Along with the physical decline of old age comes self-understanding, a reordering of priorities, and gratitude for the small pleasures of life, argues this luminous meditation.
Kapur, a 77-year-old Indian-American playwright and poet, mordantly catalogues the difficulties of age, such as an initial sense of uselessness after retirement, lack of energy, aches and pains, and the increasing awareness of death as she and her husband, Payson Stevens, struggle with cancer. Yet she finds consolations, like a new capacity to adapt and pace her energies, a shedding of obsessions with appearance, the blessings of “Mother cannabis, the green goddess [she] eat[s],” who “whisks away [her] depression and malaise,” and an ability to live contentedly in the moment while doing nothing in particular. Kapur’s autobiographical recollections explore themes of love and loss—they include grief-stricken homages to her deceased parents and dying sister, and a harrowing account of the suicide of her previous husband, Donald Powell, who, in the throes of depression, shot himself after a marital squabble. The book is also replete with scenes from her complicated relationship with Payson, some testy (“I lost it and called him an asshole, twice, even though the first time he went ballistic when I used the word”) and others affectionate (“I lean on him in my feebleness and he is present most of the time, regales me with the piano when he is in the mood, heats water in the kettle and fills my hot water bottles”).

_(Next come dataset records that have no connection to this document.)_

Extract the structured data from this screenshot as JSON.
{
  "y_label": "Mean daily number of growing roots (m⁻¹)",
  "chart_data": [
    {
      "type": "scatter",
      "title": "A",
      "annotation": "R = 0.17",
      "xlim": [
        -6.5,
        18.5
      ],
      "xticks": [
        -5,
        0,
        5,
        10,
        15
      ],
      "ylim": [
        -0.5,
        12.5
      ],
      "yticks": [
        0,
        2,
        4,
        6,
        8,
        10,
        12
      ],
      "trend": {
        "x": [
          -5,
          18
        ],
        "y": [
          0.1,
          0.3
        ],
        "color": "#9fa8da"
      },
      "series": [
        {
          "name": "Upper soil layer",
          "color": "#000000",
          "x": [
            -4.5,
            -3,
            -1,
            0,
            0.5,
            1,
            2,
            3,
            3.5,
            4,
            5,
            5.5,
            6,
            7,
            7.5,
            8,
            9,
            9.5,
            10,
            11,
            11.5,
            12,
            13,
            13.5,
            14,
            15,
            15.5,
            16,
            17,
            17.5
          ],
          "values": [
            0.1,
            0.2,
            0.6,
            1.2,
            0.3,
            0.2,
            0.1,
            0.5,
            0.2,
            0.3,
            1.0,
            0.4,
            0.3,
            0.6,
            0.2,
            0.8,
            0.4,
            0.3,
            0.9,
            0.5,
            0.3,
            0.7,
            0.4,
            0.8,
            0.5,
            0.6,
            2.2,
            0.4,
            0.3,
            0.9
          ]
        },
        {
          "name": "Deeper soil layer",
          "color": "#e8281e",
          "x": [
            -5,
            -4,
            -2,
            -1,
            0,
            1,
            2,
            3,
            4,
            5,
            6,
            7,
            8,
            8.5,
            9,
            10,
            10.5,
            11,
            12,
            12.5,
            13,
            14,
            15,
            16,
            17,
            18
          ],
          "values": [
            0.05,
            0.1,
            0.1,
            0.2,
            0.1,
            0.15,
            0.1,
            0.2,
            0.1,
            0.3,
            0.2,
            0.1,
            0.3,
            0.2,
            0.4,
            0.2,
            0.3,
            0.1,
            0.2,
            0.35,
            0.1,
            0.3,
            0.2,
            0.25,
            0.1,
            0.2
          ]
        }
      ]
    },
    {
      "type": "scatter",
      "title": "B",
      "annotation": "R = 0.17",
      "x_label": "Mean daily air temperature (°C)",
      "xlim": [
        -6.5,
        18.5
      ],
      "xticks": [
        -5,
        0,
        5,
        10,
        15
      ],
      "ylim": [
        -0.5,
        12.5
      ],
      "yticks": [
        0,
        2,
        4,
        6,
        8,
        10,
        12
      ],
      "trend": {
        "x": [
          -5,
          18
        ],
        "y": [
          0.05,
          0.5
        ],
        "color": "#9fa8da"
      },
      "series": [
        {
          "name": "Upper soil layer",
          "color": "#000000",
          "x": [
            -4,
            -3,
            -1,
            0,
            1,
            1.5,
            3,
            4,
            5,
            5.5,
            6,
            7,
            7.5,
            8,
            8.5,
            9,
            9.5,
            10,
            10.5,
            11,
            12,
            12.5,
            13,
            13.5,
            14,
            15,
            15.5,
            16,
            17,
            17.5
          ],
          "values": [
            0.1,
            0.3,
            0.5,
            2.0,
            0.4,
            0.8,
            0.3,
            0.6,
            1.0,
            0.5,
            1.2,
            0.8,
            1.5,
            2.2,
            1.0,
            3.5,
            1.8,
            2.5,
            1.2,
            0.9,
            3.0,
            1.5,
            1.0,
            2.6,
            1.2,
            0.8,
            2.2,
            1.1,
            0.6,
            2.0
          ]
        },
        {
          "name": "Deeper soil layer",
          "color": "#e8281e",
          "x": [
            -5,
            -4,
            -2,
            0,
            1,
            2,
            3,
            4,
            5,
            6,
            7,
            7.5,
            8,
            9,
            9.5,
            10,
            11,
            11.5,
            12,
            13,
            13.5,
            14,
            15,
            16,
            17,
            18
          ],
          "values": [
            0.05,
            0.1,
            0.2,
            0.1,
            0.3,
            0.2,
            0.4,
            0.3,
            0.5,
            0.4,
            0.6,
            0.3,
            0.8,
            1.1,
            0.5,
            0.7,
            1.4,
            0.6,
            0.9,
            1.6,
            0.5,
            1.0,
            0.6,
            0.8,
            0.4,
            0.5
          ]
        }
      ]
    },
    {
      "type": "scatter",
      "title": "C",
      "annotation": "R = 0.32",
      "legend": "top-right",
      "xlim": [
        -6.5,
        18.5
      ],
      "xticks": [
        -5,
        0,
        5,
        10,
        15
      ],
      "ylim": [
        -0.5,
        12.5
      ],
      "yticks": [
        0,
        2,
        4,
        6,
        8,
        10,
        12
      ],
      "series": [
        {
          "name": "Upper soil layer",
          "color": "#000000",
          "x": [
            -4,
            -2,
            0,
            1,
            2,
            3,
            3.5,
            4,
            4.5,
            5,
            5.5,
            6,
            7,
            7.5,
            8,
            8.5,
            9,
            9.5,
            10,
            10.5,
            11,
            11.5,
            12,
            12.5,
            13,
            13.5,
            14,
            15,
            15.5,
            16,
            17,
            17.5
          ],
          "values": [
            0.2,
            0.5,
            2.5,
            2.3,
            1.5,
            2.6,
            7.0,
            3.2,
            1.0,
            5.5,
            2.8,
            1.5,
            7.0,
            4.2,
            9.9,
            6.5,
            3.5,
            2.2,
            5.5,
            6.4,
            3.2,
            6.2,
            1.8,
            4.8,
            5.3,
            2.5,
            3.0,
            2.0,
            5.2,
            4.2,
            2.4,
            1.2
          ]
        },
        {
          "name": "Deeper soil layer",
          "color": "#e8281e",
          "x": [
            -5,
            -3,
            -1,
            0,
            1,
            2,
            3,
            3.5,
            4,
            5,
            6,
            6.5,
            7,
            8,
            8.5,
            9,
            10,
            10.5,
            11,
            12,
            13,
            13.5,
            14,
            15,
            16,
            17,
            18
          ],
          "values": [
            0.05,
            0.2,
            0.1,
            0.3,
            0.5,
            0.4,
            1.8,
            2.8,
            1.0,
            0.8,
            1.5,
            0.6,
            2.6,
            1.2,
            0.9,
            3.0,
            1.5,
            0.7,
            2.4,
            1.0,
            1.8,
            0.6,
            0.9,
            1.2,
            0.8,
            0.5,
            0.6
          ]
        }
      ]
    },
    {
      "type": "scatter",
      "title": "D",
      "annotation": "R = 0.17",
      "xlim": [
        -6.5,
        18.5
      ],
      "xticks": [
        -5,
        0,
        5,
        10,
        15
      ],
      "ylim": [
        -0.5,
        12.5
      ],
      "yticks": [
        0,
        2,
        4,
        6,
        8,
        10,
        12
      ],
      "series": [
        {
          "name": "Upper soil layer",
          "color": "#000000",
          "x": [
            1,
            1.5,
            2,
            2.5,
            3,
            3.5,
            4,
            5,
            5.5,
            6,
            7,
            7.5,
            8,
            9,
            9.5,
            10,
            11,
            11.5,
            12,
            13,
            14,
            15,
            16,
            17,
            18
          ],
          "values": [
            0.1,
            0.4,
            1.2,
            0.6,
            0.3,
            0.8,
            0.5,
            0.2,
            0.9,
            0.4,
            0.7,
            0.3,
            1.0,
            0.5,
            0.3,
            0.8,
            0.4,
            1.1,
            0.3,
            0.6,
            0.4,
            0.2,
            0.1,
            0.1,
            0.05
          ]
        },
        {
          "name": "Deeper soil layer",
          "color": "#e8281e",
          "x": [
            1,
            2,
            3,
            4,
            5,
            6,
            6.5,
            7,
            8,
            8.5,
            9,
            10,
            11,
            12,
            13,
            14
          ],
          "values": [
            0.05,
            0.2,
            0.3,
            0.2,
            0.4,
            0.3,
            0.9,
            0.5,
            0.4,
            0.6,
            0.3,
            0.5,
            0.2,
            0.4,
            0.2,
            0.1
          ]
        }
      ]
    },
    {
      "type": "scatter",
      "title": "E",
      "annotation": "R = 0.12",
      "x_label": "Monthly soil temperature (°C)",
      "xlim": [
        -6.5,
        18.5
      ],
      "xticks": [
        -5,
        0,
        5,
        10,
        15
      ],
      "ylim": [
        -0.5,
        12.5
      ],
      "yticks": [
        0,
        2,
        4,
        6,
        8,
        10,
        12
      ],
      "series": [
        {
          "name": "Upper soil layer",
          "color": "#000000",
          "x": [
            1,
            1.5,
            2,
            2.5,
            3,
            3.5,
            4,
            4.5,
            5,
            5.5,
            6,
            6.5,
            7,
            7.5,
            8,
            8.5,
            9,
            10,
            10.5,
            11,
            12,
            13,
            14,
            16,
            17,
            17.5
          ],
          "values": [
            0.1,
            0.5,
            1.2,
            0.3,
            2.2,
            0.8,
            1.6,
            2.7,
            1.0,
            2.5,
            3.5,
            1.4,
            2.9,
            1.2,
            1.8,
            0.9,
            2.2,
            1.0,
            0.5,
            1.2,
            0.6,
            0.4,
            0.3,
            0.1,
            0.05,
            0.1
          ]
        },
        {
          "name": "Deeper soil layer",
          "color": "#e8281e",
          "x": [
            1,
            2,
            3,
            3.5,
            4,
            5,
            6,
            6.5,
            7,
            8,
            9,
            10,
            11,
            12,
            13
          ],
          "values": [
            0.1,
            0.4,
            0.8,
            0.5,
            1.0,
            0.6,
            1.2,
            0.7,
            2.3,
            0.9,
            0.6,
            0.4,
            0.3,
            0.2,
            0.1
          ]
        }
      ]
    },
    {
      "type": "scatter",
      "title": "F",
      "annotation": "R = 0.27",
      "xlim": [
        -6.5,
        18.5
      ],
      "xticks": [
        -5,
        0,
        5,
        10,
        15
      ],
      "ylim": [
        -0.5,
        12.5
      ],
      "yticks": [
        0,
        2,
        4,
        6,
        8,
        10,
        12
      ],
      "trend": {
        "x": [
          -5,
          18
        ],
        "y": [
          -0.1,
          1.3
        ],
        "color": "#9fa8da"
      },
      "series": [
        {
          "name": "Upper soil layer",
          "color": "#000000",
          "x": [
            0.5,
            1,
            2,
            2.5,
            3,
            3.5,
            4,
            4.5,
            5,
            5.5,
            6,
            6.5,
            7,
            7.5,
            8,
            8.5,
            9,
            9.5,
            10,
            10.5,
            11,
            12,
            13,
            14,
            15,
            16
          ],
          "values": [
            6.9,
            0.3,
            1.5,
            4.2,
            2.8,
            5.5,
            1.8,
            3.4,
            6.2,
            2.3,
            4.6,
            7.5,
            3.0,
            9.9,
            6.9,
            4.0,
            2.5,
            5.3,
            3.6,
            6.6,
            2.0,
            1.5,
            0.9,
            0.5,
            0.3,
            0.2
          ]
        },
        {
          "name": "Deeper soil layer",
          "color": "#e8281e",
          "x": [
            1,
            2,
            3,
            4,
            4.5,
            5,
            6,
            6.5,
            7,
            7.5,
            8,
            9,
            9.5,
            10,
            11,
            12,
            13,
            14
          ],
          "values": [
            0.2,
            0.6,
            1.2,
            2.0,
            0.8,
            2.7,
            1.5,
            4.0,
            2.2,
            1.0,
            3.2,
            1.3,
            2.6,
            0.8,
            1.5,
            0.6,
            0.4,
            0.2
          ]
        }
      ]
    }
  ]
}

Kapur’s writing is clear-eyed, evocative, and wryly humorous in its kvetching portrait of advanced age, of “feeling tired, depressed, old, my stomach distended with trapped, ballooning gas like a dirigible, my right knee creaking, a heavy-duty brace on my left wrist from severe tenosynovitis”; but she also offers lyrical paeans to what remains: “I move my finger on the keyboard and am grateful I can move my finger; I see and feel the rays of the sun hitting my face and give thanks.” Readers will find much hard-won wisdom here.
A moving celebration of life before death, balanced between plangent reflection and exuberant affirmation.